Les unions civiles, cependant, sont également controversées. De nombreux conservateurs pensent que les relations homosexuelles sont moralement répréhensibles et ne devraient pas être reconnues du tout par l'État, tandis que les défenseurs des droits des homosexuels objectent que le fait de retenir le nom de «mariage» implique un statut inférieur. Enfin, les homosexuels et les lesbiennes ne sont pas unanimes en faveur du mariage homosexuel. Certains partisans des droits des homosexuels soutiennent que leur mouvement devrait plutôt se concentrer sur la prévention du sida, le VIH et les soins de santé, la violence antigay, l'immigration, la discrimination dans l'emploi et l'exclusion par l'armée des membres du service gay.

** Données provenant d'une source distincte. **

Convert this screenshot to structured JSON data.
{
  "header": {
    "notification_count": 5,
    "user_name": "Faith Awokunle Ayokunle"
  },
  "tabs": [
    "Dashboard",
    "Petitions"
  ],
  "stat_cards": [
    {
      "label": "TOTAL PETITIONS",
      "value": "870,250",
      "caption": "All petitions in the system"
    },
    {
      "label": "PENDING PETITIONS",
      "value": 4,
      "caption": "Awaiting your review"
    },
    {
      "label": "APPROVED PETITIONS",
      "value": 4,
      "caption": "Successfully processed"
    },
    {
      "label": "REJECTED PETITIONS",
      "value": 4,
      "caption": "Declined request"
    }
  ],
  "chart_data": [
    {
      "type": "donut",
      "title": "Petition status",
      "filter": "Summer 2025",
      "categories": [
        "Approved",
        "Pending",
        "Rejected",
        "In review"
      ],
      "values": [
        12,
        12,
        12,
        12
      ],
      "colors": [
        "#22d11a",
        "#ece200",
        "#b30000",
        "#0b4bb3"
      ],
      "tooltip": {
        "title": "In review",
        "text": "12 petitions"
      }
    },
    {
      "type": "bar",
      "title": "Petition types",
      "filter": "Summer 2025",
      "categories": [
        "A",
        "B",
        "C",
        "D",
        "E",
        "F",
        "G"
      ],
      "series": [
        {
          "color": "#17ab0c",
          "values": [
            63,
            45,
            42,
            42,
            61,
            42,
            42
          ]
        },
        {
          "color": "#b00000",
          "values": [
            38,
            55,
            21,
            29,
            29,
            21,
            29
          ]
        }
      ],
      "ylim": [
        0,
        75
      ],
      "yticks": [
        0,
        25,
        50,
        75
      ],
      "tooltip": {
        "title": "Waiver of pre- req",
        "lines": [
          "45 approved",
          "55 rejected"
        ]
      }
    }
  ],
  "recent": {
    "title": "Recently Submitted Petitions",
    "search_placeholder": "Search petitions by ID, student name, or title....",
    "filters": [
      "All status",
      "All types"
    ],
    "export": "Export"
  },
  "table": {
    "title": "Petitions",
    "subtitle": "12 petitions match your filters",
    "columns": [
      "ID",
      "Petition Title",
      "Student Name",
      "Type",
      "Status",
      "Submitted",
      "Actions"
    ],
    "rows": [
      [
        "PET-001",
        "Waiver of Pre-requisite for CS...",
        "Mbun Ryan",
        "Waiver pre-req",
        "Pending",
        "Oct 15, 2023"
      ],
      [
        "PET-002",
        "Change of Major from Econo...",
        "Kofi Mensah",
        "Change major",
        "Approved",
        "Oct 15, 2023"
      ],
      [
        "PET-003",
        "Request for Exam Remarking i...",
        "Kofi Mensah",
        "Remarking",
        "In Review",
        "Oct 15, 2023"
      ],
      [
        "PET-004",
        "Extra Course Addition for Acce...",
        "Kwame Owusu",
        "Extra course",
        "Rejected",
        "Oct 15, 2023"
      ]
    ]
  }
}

De nombreux juristes ont développé des arguments défendables selon lesquels le mariage homosexuel devrait être protégé en vertu de la Constitution fédérale, soit sous la garantie d'une égale protection des lois, soit sous le droit fondamental de se marier. Il semble cependant peu probable que la Cour suprême des États-Unis adopte ces arguments dans un proche avenir. Dans Lawrence c. Texas, une décision de 2003 qui a invalidé des lois criminalisant les relations homosexuelles, la Cour a clairement indiqué qu'elle n'allait pas toucher à la question du mariage. Même si le tribunal est enclin à soutenir le mariage homosexuel - ce qui est loin d'être clair - il semble comprendre qu'une telle décision serait presque certainement annulée par un amendement constitutionnel.

Perspectives futures.

Le mariage homosexuel est susceptible de faire partie de la scène américaine pendant longtemps, mais il ne devrait pas se répandre très largement de si tôt. La loi du Massachusetts ne peut pas changer avant 2006, et même si le tribunal d'État est rejeté, il n'est pas certain que les mariages déjà existants ne se poursuivront pas. D'autres États commencent à déterminer quel effet les mariages du Massachusetts auront ailleurs. On ne sait pas ce qui se passera si la validité d'un mariage homosexuel est remise en question lorsqu'un résident du Massachusetts visite - ou déménage - dans un autre État, ou lorsqu'un conjoint de même sexe d'un autre pays déménage aux États-Unis. par le National Annenberg Election Survey a reflété une division générationnelle sur la question; la plupart des Américains s'opposent au mariage homosexuel, mais la plupart des 18-29 ans ne le font pas.Les objectifs à long terme du mouvement du mariage homosexuel sont peut-être la raison la plus puissante pour laquelle les opposants sont si désireux de consolider leur position dans la loi maintenant - alors que les forces politiques conservatrices dominent toujours.

Andrew Koppelman est professeur de droit et de science politique à la Northwestern University, Chicago, Illinois, et l'auteur de The Gay Rights Question in Contemporary American Law.